The next day, with the 2014 season all but lost, Rivera said to the team, in effect: The plan we have works. I know it does. We’re sticking to the plan.

“It was one of the most wonderful things I’ve witnessed since I’ve been in the league,” recalls veteran receiver Jerricho Cotchery. “The atmosphere around the team was so good, even with our record. I mean, you have to be an incredible leader, with great faith in what you do, to say something like in the position we were in.”

They beat their last four foes in 2014 by a combined 68 points. Then they won a playoff game. Riverboat Ron was saved.

The Panthers are 21-2 since that transformative moment.

Ditka talks with Ron Rivera and Ryan Kalil.

Ditka talks with Ron Rivera and Ryan Kalil.

“A lot of people look for immediate success,” says center Ryan Kalil. “They don’t get it, and they move on and fire people and they reset. This is an organization that believes in its process and stays with its process and allowed Coach to stay the course and keep building on his foundation. Building a solid team takes time. It’s unfortunate what you see around the league, after a couple seasons, teams reset when they have some tough games and even if they love the coach they fire him anyway. That’s terrible. Our team doesn’t easily get influenced by the outside, which is tough in this day and age. I am proud of that fact that we’re stoic in that regard and do a good job in that and trust in their process.”

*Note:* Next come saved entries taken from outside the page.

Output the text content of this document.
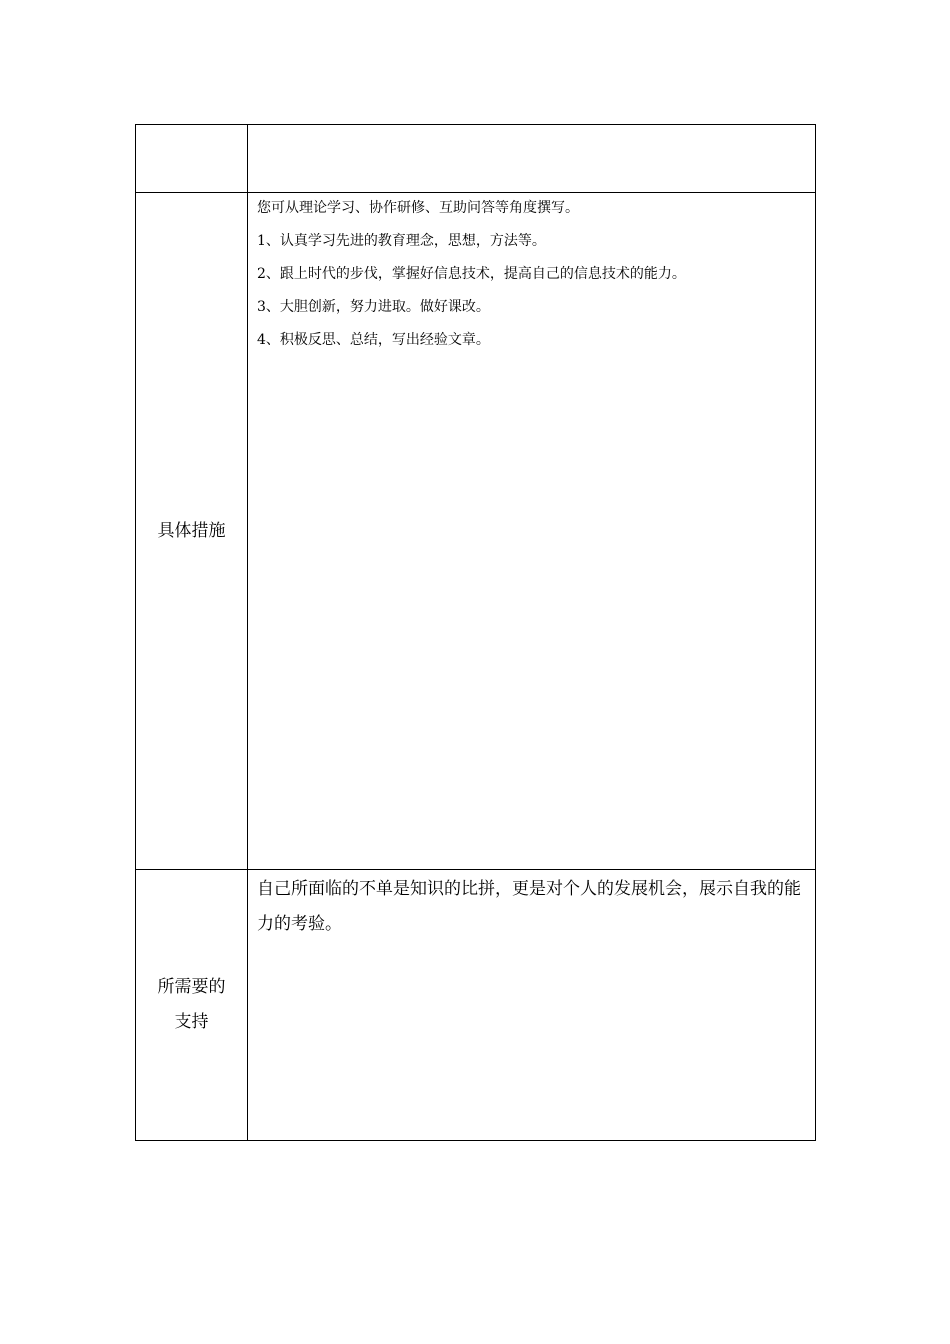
具体措施	您可从理论学习、协作研修、互助问答等角度撰写。

1、认真学习先进的教育理念，思想，方法等。

2、跟上时代的步伐，掌握好信息技术，提高自己的信息技术的能力。

3、大胆创新，努力进取。做好课改。

4、积极反思、总结，写出经验文章。

所需要的
支持	自己所面临的不单是知识的比拼，更是对个人的发展机会，展示自我的能力的考验。
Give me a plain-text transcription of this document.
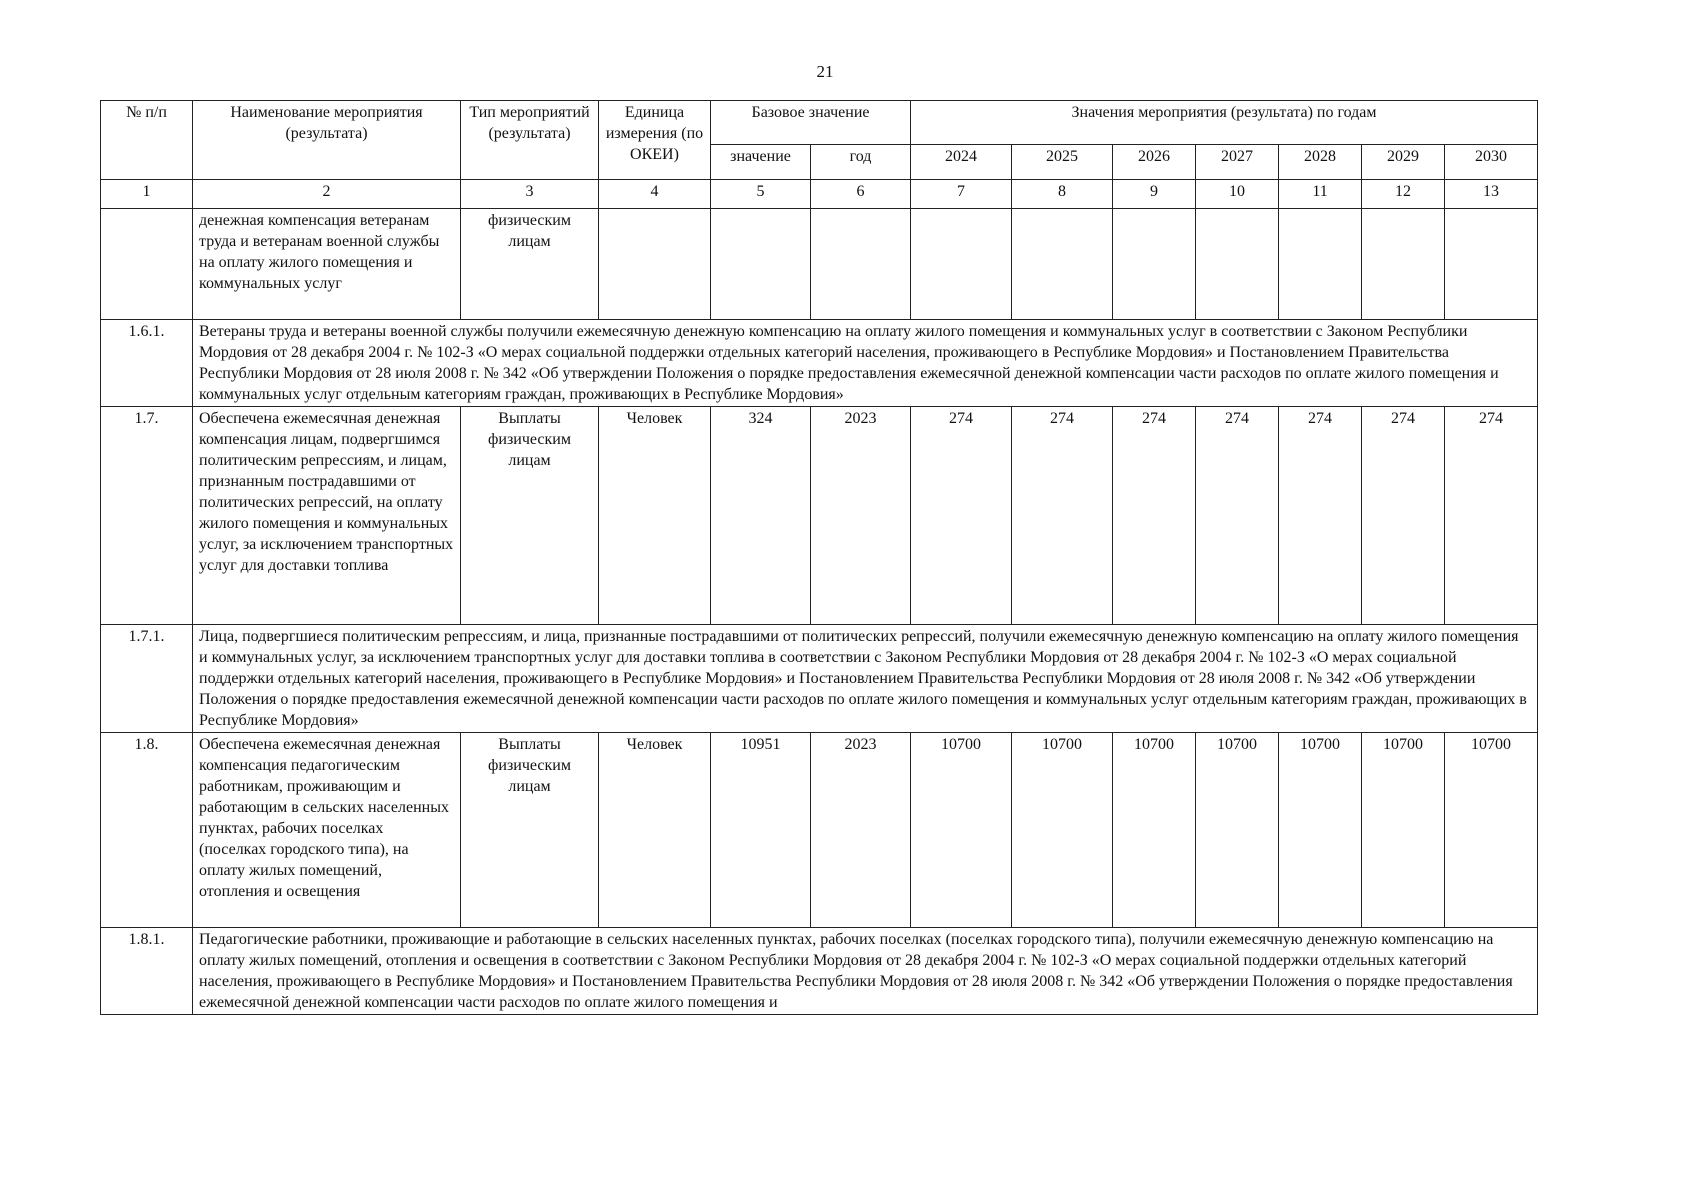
21
№ п/п	Наименование мероприятия (результата)	Тип мероприятий (результата)	Единица измерения (по ОКЕИ)	Базовое значение		Значения мероприятия (результата) по годам						
				значение	год	2024	2025	2026	2027	2028	2029	2030
1	2	3	4	5	6	7	8	9	10	11	12	13
	денежная компенсация ветеранам труда и ветеранам военной службы на оплату жилого помещения и коммунальных услуг	физическим лицам										
1.6.1.	Ветераны труда и ветераны военной службы получили ежемесячную денежную компенсацию на оплату жилого помещения и коммунальных услуг в соответствии с Законом Республики Мордовия от 28 декабря 2004 г. № 102-З «О мерах социальной поддержки отдельных категорий населения, проживающего в Республике Мордовия» и Постановлением Правительства Республики Мордовия от 28 июля 2008 г. № 342 «Об утверждении Положения о порядке предоставления ежемесячной денежной компенсации части расходов по оплате жилого помещения и коммунальных услуг отдельным категориям граждан, проживающих в Республике Мордовия»											
1.7.	Обеспечена ежемесячная денежная компенсация лицам, подвергшимся политическим репрессиям, и лицам, признанным пострадавшими от политических репрессий, на оплату жилого помещения и коммунальных услуг, за исключением транспортных услуг для доставки топлива	Выплаты физическим лицам	Человек	324	2023	274	274	274	274	274	274	274
1.7.1.	Лица, подвергшиеся политическим репрессиям, и лица, признанные пострадавшими от политических репрессий, получили ежемесячную денежную компенсацию на оплату жилого помещения и коммунальных услуг, за исключением транспортных услуг для доставки топлива в соответствии с Законом Республики Мордовия от 28 декабря 2004 г. № 102-З «О мерах социальной поддержки отдельных категорий населения, проживающего в Республике Мордовия» и Постановлением Правительства Республики Мордовия от 28 июля 2008 г. № 342 «Об утверждении Положения о порядке предоставления ежемесячной денежной компенсации части расходов по оплате жилого помещения и коммунальных услуг отдельным категориям граждан, проживающих в Республике Мордовия»											
1.8.	Обеспечена ежемесячная денежная компенсация педагогическим работникам, проживающим и работающим в сельских населенных пунктах, рабочих поселках (поселках городского типа), на оплату жилых помещений, отопления и освещения	Выплаты физическим лицам	Человек	10951	2023	10700	10700	10700	10700	10700	10700	10700
1.8.1.	Педагогические работники, проживающие и работающие в сельских населенных пунктах, рабочих поселках (поселках городского типа), получили ежемесячную денежную компенсацию на оплату жилых помещений, отопления и освещения в соответствии с Законом Республики Мордовия от 28 декабря 2004 г. № 102-З «О мерах социальной поддержки отдельных категорий населения, проживающего в Республике Мордовия» и Постановлением Правительства Республики Мордовия от 28 июля 2008 г. № 342 «Об утверждении Положения о порядке предоставления ежемесячной денежной компенсации части расходов по оплате жилого помещения и											
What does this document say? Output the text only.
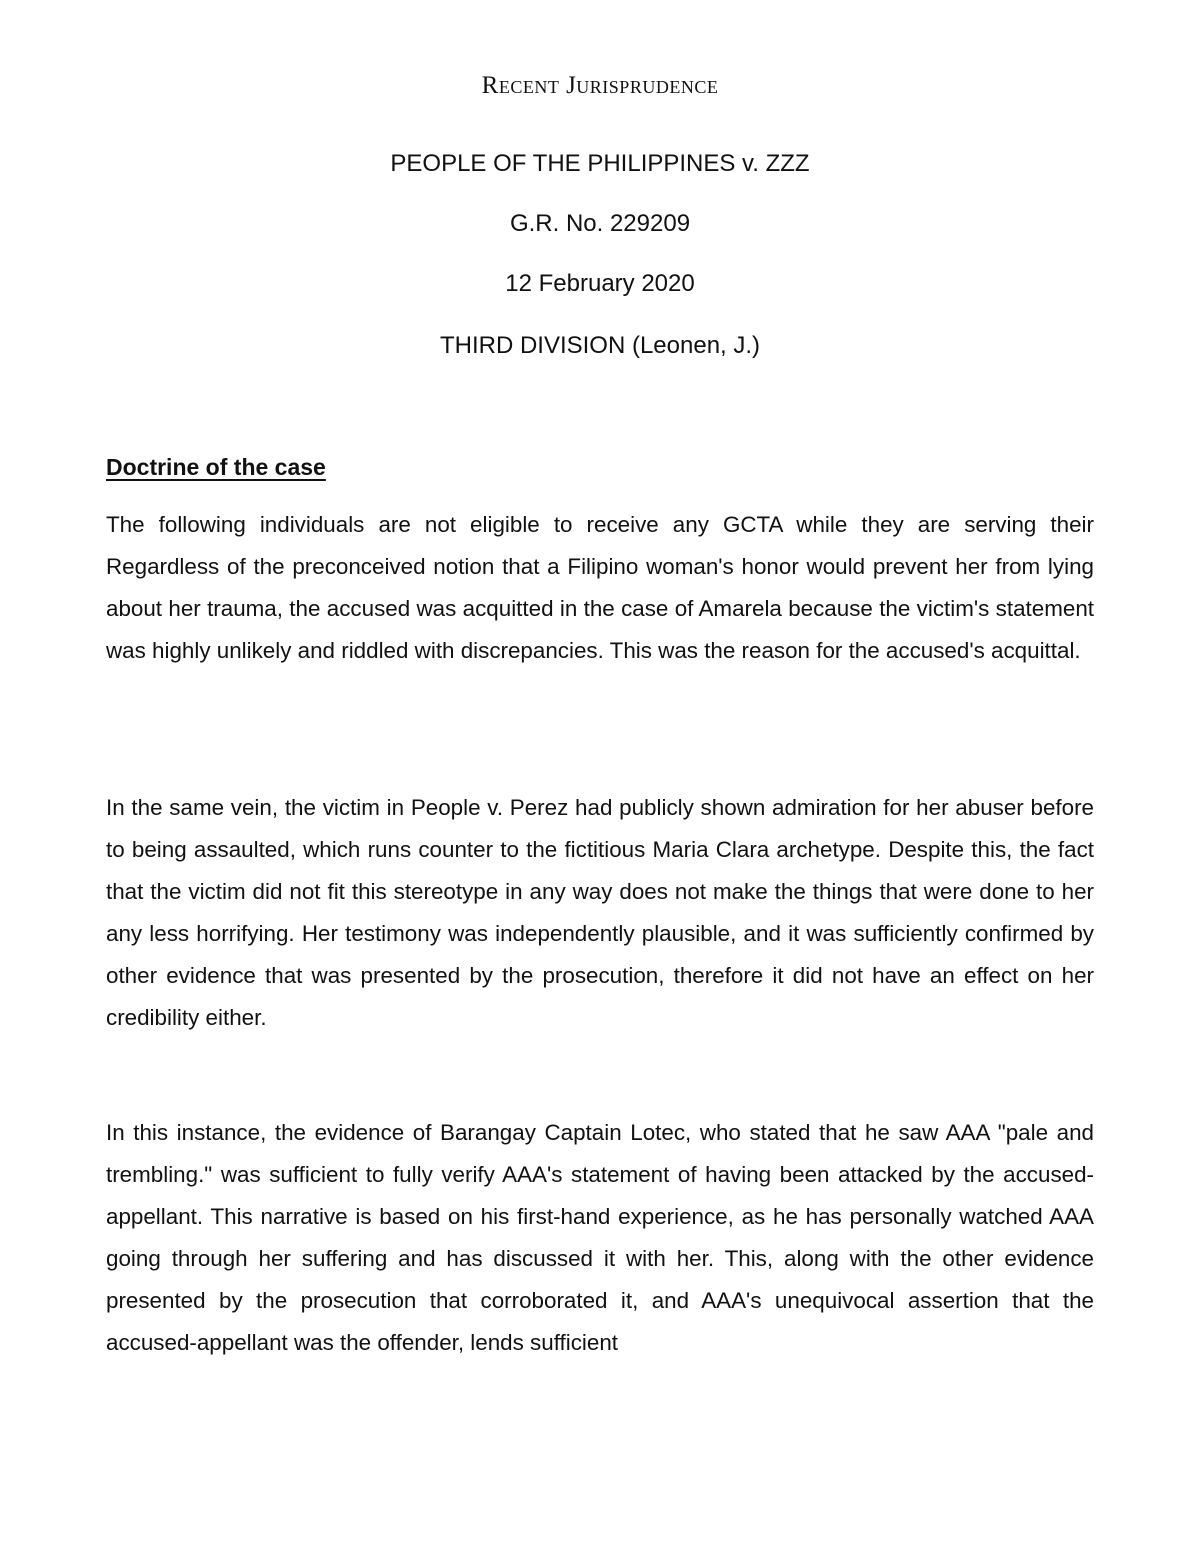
Recent Jurisprudence
PEOPLE OF THE PHILIPPINES v. ZZZ
G.R. No. 229209
12 February 2020
THIRD DIVISION (Leonen, J.)
Doctrine of the case

The following individuals are not eligible to receive any GCTA while they are serving their Regardless of the preconceived notion that a Filipino woman's honor would prevent her from lying about her trauma, the accused was acquitted in the case of Amarela because the victim's statement was highly unlikely and riddled with discrepancies. This was the reason for the accused's acquittal.

In the same vein, the victim in People v. Perez had publicly shown admiration for her abuser before to being assaulted, which runs counter to the fictitious Maria Clara archetype. Despite this, the fact that the victim did not fit this stereotype in any way does not make the things that were done to her any less horrifying. Her testimony was independently plausible, and it was sufficiently confirmed by other evidence that was presented by the prosecution, therefore it did not have an effect on her credibility either.

In this instance, the evidence of Barangay Captain Lotec, who stated that he saw AAA "pale and trembling." was sufficient to fully verify AAA's statement of having been attacked by the accused-appellant. This narrative is based on his first-hand experience, as he has personally watched AAA going through her suffering and has discussed it with her. This, along with the other evidence presented by the prosecution that corroborated it, and AAA's unequivocal assertion that the accused-appellant was the offender, lends sufficient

In a conversation after Sunday’s win over Seattle, Rivera spoke longest about his admiration for the job right tackle Mike Remmers has done. This is Remmers’ sixth team in three years. He has been on four practice squads, and found a home in line-needy Carolina last year. Rivera compared him to the Bears’ former right tackle from the glory days, Keith Van Horne. “You go back and look at when Mike came in last year, and it’s the best our line played all year,” Rivera says. “We coached him, we gave him a chance, he was familiar with our scheme. He just fit. He’s a team guy. We love him.”

There are lots of those guys around here—team guys who fit. Lots of guys fit in Ron Rivera’s world—if they remember his mantra. And they all do.